Once word spread of the hostile takeover inside the prison, things became just as chaotic on the outside. Atlanta police closed off McDonough Boulevard, the street in front of the prison’s main gate, onlookers, news crews, inmates' family members, and political leaders jammed the sidewalks near the prison, while firefighters in helicopters flew overhead dropping massive amounts of water to extinguish a blaze that was consuming parts of the prison complex.
After negotiations during an 11-day standoff, the Cuban prisoners agreed on December 3 to end the uprising. Federal officials escorted rioters out of the prison one-at-a-time before placing them in restraints and transferring them to other facilities.
Later, as promised, the federal government delayed deportations and gave Cubans who were in federal custody new immigration status hearings. According to the Atlanta Journal Constitution, about 1,000 detainees were sent back to Cuba and the rest were released during the following years. Though most people today are not familiar with the event, the riot was the top story in Atlanta Constitution’s 1987 year-in-review, eclipsing the Iran-Contra political affair, a stock market crash, televangelist Jim Bakker and the PTL Club financial scandal, and a military build-up in the Persian Gulf.
The riot holds the record for the longest prison standoff in U.S. history. It led the Federal Bureau of Prisons to institute sweeping procedural changes and modify its emergency response plan. During the event, prisoners set fire to a warehouse on the premises and caused more than $35 million in damage to the prison complex.

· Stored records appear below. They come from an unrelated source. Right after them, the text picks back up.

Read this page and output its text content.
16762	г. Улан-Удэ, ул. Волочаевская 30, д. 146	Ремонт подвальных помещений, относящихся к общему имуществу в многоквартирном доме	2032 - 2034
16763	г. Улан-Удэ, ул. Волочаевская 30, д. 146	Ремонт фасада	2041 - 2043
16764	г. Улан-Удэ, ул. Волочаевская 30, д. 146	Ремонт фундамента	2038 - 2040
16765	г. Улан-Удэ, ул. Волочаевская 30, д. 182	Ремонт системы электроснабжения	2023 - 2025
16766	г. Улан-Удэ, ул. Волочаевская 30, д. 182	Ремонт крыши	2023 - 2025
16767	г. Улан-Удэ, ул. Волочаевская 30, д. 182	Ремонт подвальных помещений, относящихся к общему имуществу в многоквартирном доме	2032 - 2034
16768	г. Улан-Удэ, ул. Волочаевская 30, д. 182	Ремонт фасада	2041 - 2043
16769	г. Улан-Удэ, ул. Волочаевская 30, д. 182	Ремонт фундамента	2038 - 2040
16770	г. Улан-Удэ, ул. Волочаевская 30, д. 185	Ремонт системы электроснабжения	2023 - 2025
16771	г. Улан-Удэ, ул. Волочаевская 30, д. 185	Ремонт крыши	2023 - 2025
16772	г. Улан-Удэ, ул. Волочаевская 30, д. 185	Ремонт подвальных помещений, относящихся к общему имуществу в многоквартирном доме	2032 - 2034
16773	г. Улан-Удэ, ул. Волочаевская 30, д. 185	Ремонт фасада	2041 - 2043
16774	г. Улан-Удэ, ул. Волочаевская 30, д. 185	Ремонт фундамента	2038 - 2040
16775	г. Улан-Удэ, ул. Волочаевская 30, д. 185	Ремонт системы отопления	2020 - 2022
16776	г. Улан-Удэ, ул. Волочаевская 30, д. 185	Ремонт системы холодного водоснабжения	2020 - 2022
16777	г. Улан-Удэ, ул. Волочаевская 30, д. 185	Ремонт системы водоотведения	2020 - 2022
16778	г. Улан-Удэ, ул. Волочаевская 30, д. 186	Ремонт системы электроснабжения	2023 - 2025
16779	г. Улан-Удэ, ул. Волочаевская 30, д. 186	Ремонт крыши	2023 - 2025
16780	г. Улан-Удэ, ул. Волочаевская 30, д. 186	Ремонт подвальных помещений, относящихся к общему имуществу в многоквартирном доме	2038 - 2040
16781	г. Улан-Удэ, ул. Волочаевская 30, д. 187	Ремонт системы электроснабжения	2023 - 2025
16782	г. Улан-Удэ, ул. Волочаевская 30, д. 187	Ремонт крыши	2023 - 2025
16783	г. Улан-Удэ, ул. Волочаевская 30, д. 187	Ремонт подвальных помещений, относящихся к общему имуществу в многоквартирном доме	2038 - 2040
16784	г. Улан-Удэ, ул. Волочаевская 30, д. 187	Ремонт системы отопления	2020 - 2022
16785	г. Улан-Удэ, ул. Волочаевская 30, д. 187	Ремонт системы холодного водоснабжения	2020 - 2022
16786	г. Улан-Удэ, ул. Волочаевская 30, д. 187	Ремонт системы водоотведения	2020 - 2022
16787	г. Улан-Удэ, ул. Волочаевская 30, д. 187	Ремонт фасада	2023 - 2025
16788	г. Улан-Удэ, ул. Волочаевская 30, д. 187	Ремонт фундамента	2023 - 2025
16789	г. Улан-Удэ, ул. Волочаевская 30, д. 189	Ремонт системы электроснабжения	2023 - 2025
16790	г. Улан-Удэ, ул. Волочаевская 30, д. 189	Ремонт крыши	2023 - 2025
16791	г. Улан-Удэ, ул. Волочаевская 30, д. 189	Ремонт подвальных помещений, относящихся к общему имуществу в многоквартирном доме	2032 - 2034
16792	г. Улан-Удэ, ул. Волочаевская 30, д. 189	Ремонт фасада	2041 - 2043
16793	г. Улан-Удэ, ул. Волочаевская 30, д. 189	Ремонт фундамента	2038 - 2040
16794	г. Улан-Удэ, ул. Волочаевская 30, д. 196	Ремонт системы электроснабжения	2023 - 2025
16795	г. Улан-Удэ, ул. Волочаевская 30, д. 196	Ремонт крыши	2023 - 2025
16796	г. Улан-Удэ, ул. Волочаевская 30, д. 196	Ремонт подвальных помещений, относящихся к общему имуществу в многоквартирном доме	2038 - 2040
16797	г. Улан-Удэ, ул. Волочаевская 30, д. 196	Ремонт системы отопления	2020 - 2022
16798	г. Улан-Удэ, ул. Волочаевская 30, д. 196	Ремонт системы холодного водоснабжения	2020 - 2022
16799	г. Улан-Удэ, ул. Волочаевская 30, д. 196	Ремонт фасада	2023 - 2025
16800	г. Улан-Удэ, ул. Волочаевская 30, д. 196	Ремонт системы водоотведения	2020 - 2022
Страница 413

One inmate died during a shootout with a prison guard. Prison staffers, though they reported that they were treated well during their captivity, were left with post-traumatic stress disorder symptoms.

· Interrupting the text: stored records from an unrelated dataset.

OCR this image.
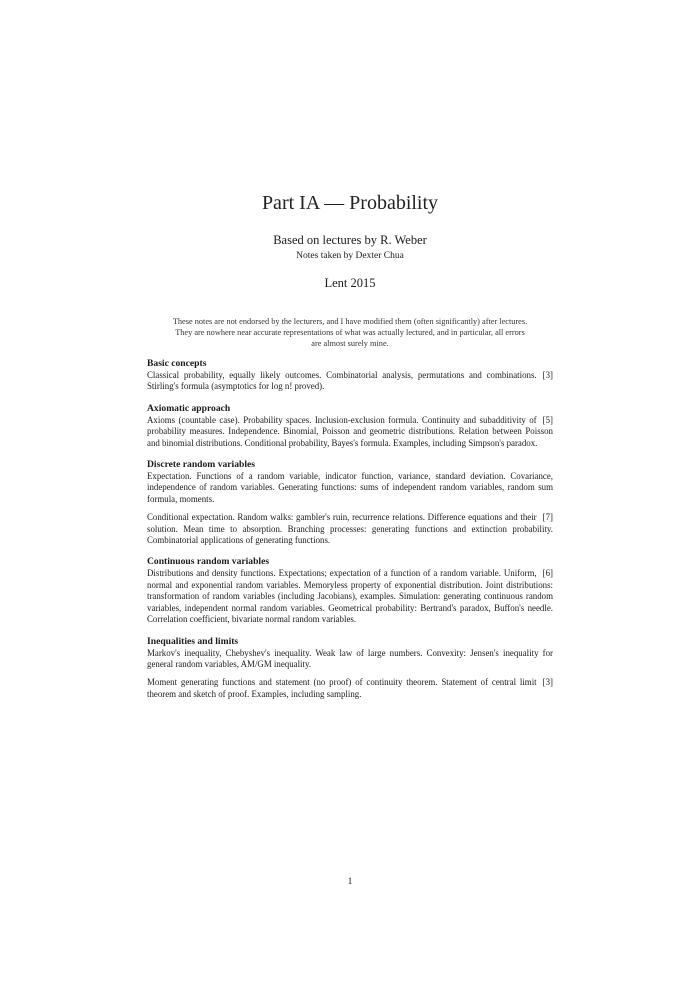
Part IA — Probability
Based on lectures by R. Weber
Notes taken by Dexter Chua
Lent 2015
These notes are not endorsed by the lecturers, and I have modified them (often significantly) after lectures. They are nowhere near accurate representations of what was actually lectured, and in particular, all errors are almost surely mine.
Basic concepts

[3]
Classical probability, equally likely outcomes. Combinatorial analysis, permutations and combinations. Stirling's formula (asymptotics for log n! proved).

Axiomatic approach

[5]
Axioms (countable case). Probability spaces. Inclusion-exclusion formula. Continuity and subadditivity of probability measures. Independence. Binomial, Poisson and geometric distributions. Relation between Poisson and binomial distributions. Conditional probability, Bayes's formula. Examples, including Simpson's paradox.

Discrete random variables

Expectation. Functions of a random variable, indicator function, variance, standard deviation. Covariance, independence of random variables. Generating functions: sums of independent random variables, random sum formula, moments.

[7]
Conditional expectation. Random walks: gambler's ruin, recurrence relations. Difference equations and their solution. Mean time to absorption. Branching processes: generating functions and extinction probability. Combinatorial applications of generating functions.

Continuous random variables

[6]
Distributions and density functions. Expectations; expectation of a function of a random variable. Uniform, normal and exponential random variables. Memoryless property of exponential distribution. Joint distributions: transformation of random variables (including Jacobians), examples. Simulation: generating continuous random variables, independent normal random variables. Geometrical probability: Bertrand's paradox, Buffon's needle. Correlation coefficient, bivariate normal random variables.

Inequalities and limits

Markov's inequality, Chebyshev's inequality. Weak law of large numbers. Convexity: Jensen's inequality for general random variables, AM/GM inequality.

[3]
Moment generating functions and statement (no proof) of continuity theorem. Statement of central limit theorem and sketch of proof. Examples, including sampling.

1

Even Villoch, who told Creative Loafing that he isn’t “haunted by his experience,” didn’t remain on the job for long after the hostage situation. He continued to work at the facility for a few months before he transferred to another federal government position.
"Those 11 days as a hostage was the worst time of my life," he said of the ordeal. "But I don't mind talking about it. Talking helps me be at peace with it."